Seit gut einem Jahr ist Zeiler als Kundenmanager für ein Großhandelsunternehmen tätig. Durch seinen Wechsel verdient er „das Doppelte bei planbarer Arbeit“. Zeiler: „Ein neues Lebensgefühl.“ Auch wenn er nach wie vor viel arbeite, wie er betont. Aber zum ersten Mal könne er bei Familienfesten teilnehmen, ohne dass er „vorher mit Kündigung drohen muss“, oder spontan mal mit seiner Freundin übers Wochenende wegfahren.

Einen Weg zurück in die Spitzengastronomie schließt der 29-Jährige für sich aus. Mit Familie, die er plane, „nicht mehr vorstellbar“.

Während der Corona-Pandemie waren viele Menschen zum Wechsel des Arbeitsplatzes gezwungen – oder haben sich auch freiwillig einen neuen Job gesucht. Verlierer ist einer neuen Studie des Instituts der Deutschen Wirtschaft (IW) zufolge eindeutig das Gastgewerbe.

Der Einzelhandel habe sich als Auffangbecken für in der Corona-Pandemie abgewanderte Beschäftigte vor allem aus dem Gastgewerbe erwiesen. Fast 35 000 der aus der Gastronomie abgewanderten Mitarbeiterinnen und Mitarbeiter hätten im Verkauf einen neuen Job gefunden, etwa als Kassiererinnen (siehe Grafik).
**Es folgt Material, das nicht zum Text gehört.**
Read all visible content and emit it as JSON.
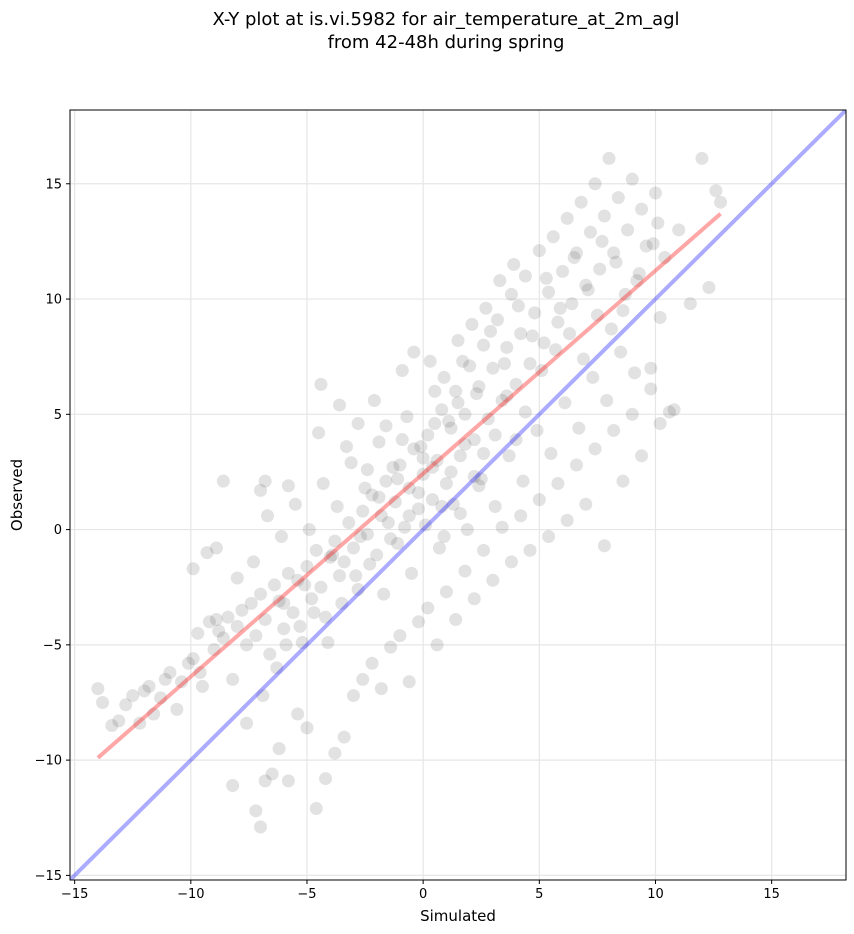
{
  "chart_data": {
    "type": "scatter",
    "title_lines": [
      "X-Y plot at is.vi.5982 for air_temperature_at_2m_agl",
      "from 42-48h during spring"
    ],
    "xlabel": "Simulated",
    "ylabel": "Observed",
    "xlim": [
      -15.2,
      18.2
    ],
    "ylim": [
      -15.2,
      18.2
    ],
    "xticks": [
      -15,
      -10,
      -5,
      0,
      5,
      10,
      15
    ],
    "yticks": [
      -15,
      -10,
      -5,
      0,
      5,
      10,
      15
    ],
    "xtick_labels": [
      "−15",
      "−10",
      "−5",
      "0",
      "5",
      "10",
      "15"
    ],
    "ytick_labels": [
      "−15",
      "−10",
      "−5",
      "0",
      "5",
      "10",
      "15"
    ],
    "grid": true,
    "marker_color": "#333333",
    "identity_line": {
      "x": [
        -15.2,
        18.2
      ],
      "y": [
        -15.2,
        18.2
      ],
      "color": "#0000ff"
    },
    "regression_line": {
      "x": [
        -14.0,
        12.8
      ],
      "y": [
        -9.9,
        13.7
      ],
      "color": "#ff0000"
    },
    "points": [
      [
        -14.0,
        -6.9
      ],
      [
        -13.8,
        -7.5
      ],
      [
        -13.4,
        -8.5
      ],
      [
        -13.1,
        -8.3
      ],
      [
        -12.8,
        -7.6
      ],
      [
        -12.5,
        -7.2
      ],
      [
        -12.2,
        -8.4
      ],
      [
        -12.0,
        -7.0
      ],
      [
        -11.8,
        -6.8
      ],
      [
        -11.6,
        -8.0
      ],
      [
        -11.3,
        -7.3
      ],
      [
        -11.1,
        -6.5
      ],
      [
        -10.9,
        -6.2
      ],
      [
        -10.6,
        -7.8
      ],
      [
        -10.4,
        -6.6
      ],
      [
        -10.1,
        -5.8
      ],
      [
        -9.9,
        -5.6
      ],
      [
        -9.7,
        -4.5
      ],
      [
        -9.5,
        -6.8
      ],
      [
        -9.2,
        -4.0
      ],
      [
        -9.0,
        -5.2
      ],
      [
        -8.8,
        -4.4
      ],
      [
        -8.6,
        -4.7
      ],
      [
        -8.4,
        -3.8
      ],
      [
        -8.2,
        -6.5
      ],
      [
        -8.0,
        -4.2
      ],
      [
        -7.8,
        -3.5
      ],
      [
        -7.6,
        -5.0
      ],
      [
        -7.4,
        -3.2
      ],
      [
        -7.2,
        -4.6
      ],
      [
        -7.0,
        -2.8
      ],
      [
        -6.8,
        -3.9
      ],
      [
        -6.6,
        -5.4
      ],
      [
        -6.4,
        -2.4
      ],
      [
        -6.2,
        -3.1
      ],
      [
        -6.0,
        -4.3
      ],
      [
        -5.8,
        -1.9
      ],
      [
        -5.6,
        -3.6
      ],
      [
        -5.4,
        -2.2
      ],
      [
        -5.2,
        -4.9
      ],
      [
        -5.0,
        -1.6
      ],
      [
        -4.8,
        -3.0
      ],
      [
        -4.6,
        -0.9
      ],
      [
        -4.4,
        -2.5
      ],
      [
        -4.2,
        -3.8
      ],
      [
        -4.0,
        -1.2
      ],
      [
        -3.8,
        -0.5
      ],
      [
        -3.6,
        -2.0
      ],
      [
        -3.4,
        -1.4
      ],
      [
        -3.2,
        0.3
      ],
      [
        -3.0,
        -0.8
      ],
      [
        -2.8,
        -2.6
      ],
      [
        -2.6,
        0.8
      ],
      [
        -2.4,
        -0.2
      ],
      [
        -2.2,
        1.5
      ],
      [
        -2.0,
        -1.1
      ],
      [
        -1.8,
        0.6
      ],
      [
        -1.6,
        2.1
      ],
      [
        -1.4,
        -0.4
      ],
      [
        -1.2,
        1.2
      ],
      [
        -1.0,
        2.8
      ],
      [
        -0.8,
        0.1
      ],
      [
        -0.6,
        1.8
      ],
      [
        -0.4,
        3.5
      ],
      [
        -0.2,
        0.9
      ],
      [
        0.0,
        2.4
      ],
      [
        0.2,
        4.1
      ],
      [
        0.4,
        1.3
      ],
      [
        0.6,
        3.0
      ],
      [
        0.8,
        5.2
      ],
      [
        1.0,
        2.0
      ],
      [
        1.2,
        4.4
      ],
      [
        1.4,
        6.0
      ],
      [
        1.6,
        3.2
      ],
      [
        1.8,
        5.0
      ],
      [
        2.0,
        7.1
      ],
      [
        2.2,
        3.9
      ],
      [
        2.4,
        6.2
      ],
      [
        2.6,
        8.0
      ],
      [
        2.8,
        4.8
      ],
      [
        3.0,
        7.0
      ],
      [
        3.2,
        9.1
      ],
      [
        3.4,
        5.6
      ],
      [
        3.6,
        7.9
      ],
      [
        3.8,
        10.2
      ],
      [
        4.0,
        6.3
      ],
      [
        4.2,
        8.5
      ],
      [
        4.4,
        11.0
      ],
      [
        4.6,
        7.2
      ],
      [
        4.8,
        9.4
      ],
      [
        5.0,
        12.1
      ],
      [
        5.2,
        8.1
      ],
      [
        5.4,
        10.3
      ],
      [
        5.6,
        12.7
      ],
      [
        5.8,
        9.0
      ],
      [
        6.0,
        11.2
      ],
      [
        6.2,
        13.5
      ],
      [
        6.4,
        9.8
      ],
      [
        6.6,
        12.0
      ],
      [
        6.8,
        14.2
      ],
      [
        7.0,
        10.6
      ],
      [
        7.2,
        12.9
      ],
      [
        7.4,
        15.0
      ],
      [
        7.6,
        11.3
      ],
      [
        7.8,
        13.6
      ],
      [
        8.0,
        16.1
      ],
      [
        8.2,
        12.0
      ],
      [
        8.4,
        14.4
      ],
      [
        8.6,
        9.5
      ],
      [
        8.8,
        13.0
      ],
      [
        9.0,
        15.2
      ],
      [
        9.2,
        10.8
      ],
      [
        9.4,
        13.9
      ],
      [
        9.6,
        12.3
      ],
      [
        9.8,
        7.0
      ],
      [
        10.0,
        14.6
      ],
      [
        10.2,
        9.2
      ],
      [
        10.4,
        11.8
      ],
      [
        10.6,
        5.1
      ],
      [
        11.0,
        13.0
      ],
      [
        11.5,
        9.8
      ],
      [
        12.0,
        16.1
      ],
      [
        12.3,
        10.5
      ],
      [
        12.6,
        14.7
      ],
      [
        12.8,
        14.2
      ],
      [
        -7.2,
        -12.2
      ],
      [
        -7.0,
        -12.9
      ],
      [
        -6.8,
        -10.9
      ],
      [
        -6.5,
        -10.6
      ],
      [
        -6.2,
        -9.5
      ],
      [
        -5.8,
        -10.9
      ],
      [
        -5.4,
        -8.0
      ],
      [
        -5.0,
        -8.6
      ],
      [
        -4.6,
        -12.1
      ],
      [
        -4.2,
        -10.8
      ],
      [
        -3.8,
        -9.7
      ],
      [
        -3.4,
        -9.0
      ],
      [
        -3.0,
        -7.2
      ],
      [
        -2.6,
        -6.5
      ],
      [
        -2.2,
        -5.8
      ],
      [
        -1.8,
        -6.9
      ],
      [
        -1.4,
        -5.1
      ],
      [
        -1.0,
        -4.6
      ],
      [
        -0.6,
        -6.6
      ],
      [
        -0.2,
        -4.0
      ],
      [
        0.2,
        -3.4
      ],
      [
        0.6,
        -5.0
      ],
      [
        1.0,
        -2.7
      ],
      [
        1.4,
        -3.9
      ],
      [
        1.8,
        -1.8
      ],
      [
        2.2,
        -3.0
      ],
      [
        2.6,
        -0.9
      ],
      [
        3.0,
        -2.2
      ],
      [
        3.4,
        0.1
      ],
      [
        3.8,
        -1.4
      ],
      [
        4.2,
        0.6
      ],
      [
        4.6,
        -0.9
      ],
      [
        5.0,
        1.3
      ],
      [
        5.4,
        -0.3
      ],
      [
        5.8,
        2.0
      ],
      [
        6.2,
        0.4
      ],
      [
        6.6,
        2.8
      ],
      [
        7.0,
        1.1
      ],
      [
        7.4,
        3.5
      ],
      [
        7.8,
        -0.7
      ],
      [
        8.2,
        4.3
      ],
      [
        8.6,
        2.1
      ],
      [
        9.0,
        5.0
      ],
      [
        9.4,
        3.2
      ],
      [
        9.8,
        6.1
      ],
      [
        10.2,
        4.6
      ],
      [
        10.8,
        5.2
      ],
      [
        -8.2,
        -11.1
      ],
      [
        -7.6,
        -8.4
      ],
      [
        -6.9,
        -7.2
      ],
      [
        -6.3,
        -6.0
      ],
      [
        -5.9,
        -5.0
      ],
      [
        -5.3,
        -4.2
      ],
      [
        -4.7,
        -3.6
      ],
      [
        -4.1,
        -4.9
      ],
      [
        -3.5,
        -3.2
      ],
      [
        -2.9,
        -2.0
      ],
      [
        -2.3,
        -1.5
      ],
      [
        -1.7,
        -2.8
      ],
      [
        -1.1,
        -0.6
      ],
      [
        -0.5,
        -1.9
      ],
      [
        0.1,
        0.2
      ],
      [
        0.7,
        -0.8
      ],
      [
        1.3,
        1.1
      ],
      [
        1.9,
        0.0
      ],
      [
        2.5,
        2.2
      ],
      [
        3.1,
        1.0
      ],
      [
        3.7,
        3.2
      ],
      [
        4.3,
        2.1
      ],
      [
        4.9,
        4.3
      ],
      [
        5.5,
        3.3
      ],
      [
        6.1,
        5.5
      ],
      [
        6.7,
        4.4
      ],
      [
        7.3,
        6.6
      ],
      [
        7.9,
        5.6
      ],
      [
        8.5,
        7.7
      ],
      [
        9.1,
        6.8
      ],
      [
        -9.6,
        -6.2
      ],
      [
        -8.9,
        -3.9
      ],
      [
        -8.0,
        -2.1
      ],
      [
        -7.3,
        -1.4
      ],
      [
        -6.7,
        0.6
      ],
      [
        -6.1,
        -0.3
      ],
      [
        -5.5,
        1.1
      ],
      [
        -4.9,
        0.0
      ],
      [
        -4.3,
        2.0
      ],
      [
        -3.7,
        1.0
      ],
      [
        -3.1,
        2.9
      ],
      [
        -2.5,
        1.8
      ],
      [
        -1.9,
        3.8
      ],
      [
        -1.3,
        2.7
      ],
      [
        -0.7,
        4.9
      ],
      [
        -0.1,
        3.6
      ],
      [
        0.5,
        6.0
      ],
      [
        1.1,
        4.7
      ],
      [
        1.7,
        7.3
      ],
      [
        2.3,
        5.9
      ],
      [
        2.9,
        8.6
      ],
      [
        3.5,
        7.2
      ],
      [
        4.1,
        9.7
      ],
      [
        4.7,
        8.4
      ],
      [
        5.3,
        10.9
      ],
      [
        5.9,
        9.6
      ],
      [
        6.5,
        11.8
      ],
      [
        7.1,
        10.4
      ],
      [
        7.7,
        12.5
      ],
      [
        8.3,
        11.6
      ],
      [
        -0.9,
        6.9
      ],
      [
        -0.4,
        7.7
      ],
      [
        0.3,
        7.3
      ],
      [
        1.5,
        8.2
      ],
      [
        2.1,
        8.9
      ],
      [
        2.7,
        9.6
      ],
      [
        3.3,
        10.8
      ],
      [
        3.9,
        11.5
      ],
      [
        -4.5,
        4.2
      ],
      [
        -3.6,
        5.4
      ],
      [
        -2.8,
        4.6
      ],
      [
        -2.1,
        5.6
      ],
      [
        -4.4,
        6.3
      ],
      [
        -9.9,
        -1.7
      ],
      [
        -8.6,
        2.1
      ],
      [
        -7.0,
        1.7
      ],
      [
        -6.8,
        2.1
      ],
      [
        -5.8,
        1.9
      ],
      [
        -9.3,
        -1.0
      ],
      [
        -8.9,
        -0.8
      ],
      [
        0.9,
        -0.3
      ],
      [
        1.6,
        0.7
      ],
      [
        2.4,
        1.9
      ],
      [
        -0.2,
        1.6
      ],
      [
        0.4,
        2.7
      ],
      [
        -1.5,
        0.3
      ],
      [
        -2.7,
        -0.3
      ],
      [
        -3.9,
        -1.1
      ],
      [
        -5.1,
        -2.4
      ],
      [
        -6.0,
        -3.2
      ],
      [
        1.2,
        2.5
      ],
      [
        1.8,
        3.7
      ],
      [
        2.2,
        2.3
      ],
      [
        0.8,
        1.0
      ],
      [
        -0.6,
        0.6
      ],
      [
        -1.9,
        1.4
      ],
      [
        -1.1,
        2.2
      ],
      [
        0.0,
        3.1
      ],
      [
        3.1,
        4.1
      ],
      [
        3.6,
        5.8
      ],
      [
        4.4,
        5.1
      ],
      [
        4.0,
        3.9
      ],
      [
        2.6,
        3.3
      ],
      [
        1.5,
        5.5
      ],
      [
        0.5,
        4.6
      ],
      [
        -0.9,
        3.9
      ],
      [
        -2.4,
        2.6
      ],
      [
        -3.3,
        3.6
      ],
      [
        -1.6,
        4.5
      ],
      [
        0.9,
        6.6
      ],
      [
        5.1,
        6.9
      ],
      [
        5.7,
        7.8
      ],
      [
        6.3,
        8.5
      ],
      [
        6.9,
        7.4
      ],
      [
        7.5,
        9.3
      ],
      [
        8.1,
        8.7
      ],
      [
        8.7,
        10.2
      ],
      [
        9.3,
        11.1
      ],
      [
        9.9,
        12.4
      ],
      [
        10.1,
        13.3
      ]
    ]
  }
}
Was zunächst in vielen Fällen als vorübergehende Lösung gedacht gewesen sein möge, habe sich in vielen Fällen als Dauervariante etabliert.

„In keinem anderen Berufsbereich fällt der Rückgang so stark aus, weder absolut noch prozentual“, analysieren die Autorinnen der Studie über die Gastronomie.

Selbst Vorzeigebetriebe müssten inzwischen schließen oder zusätzliche Ruhetage einlegen, sagt Thomas Geppert, Geschäftsführer des Deutschen Hotel- und Gaststättenverbandes in Bayern. Hotels könnten aus Personalmangel ihre Zimmer nicht mehr voll auslasten.

Die Gastronomie brauche sechs Mal mehr Personal als etwa der Einzelhandel, um denselben Umsatz zu erzielen, rechnet Geppert vor. Dass eine solche personalintensive Branche in der Pandemie besonders leide, sei nicht verwunderlich.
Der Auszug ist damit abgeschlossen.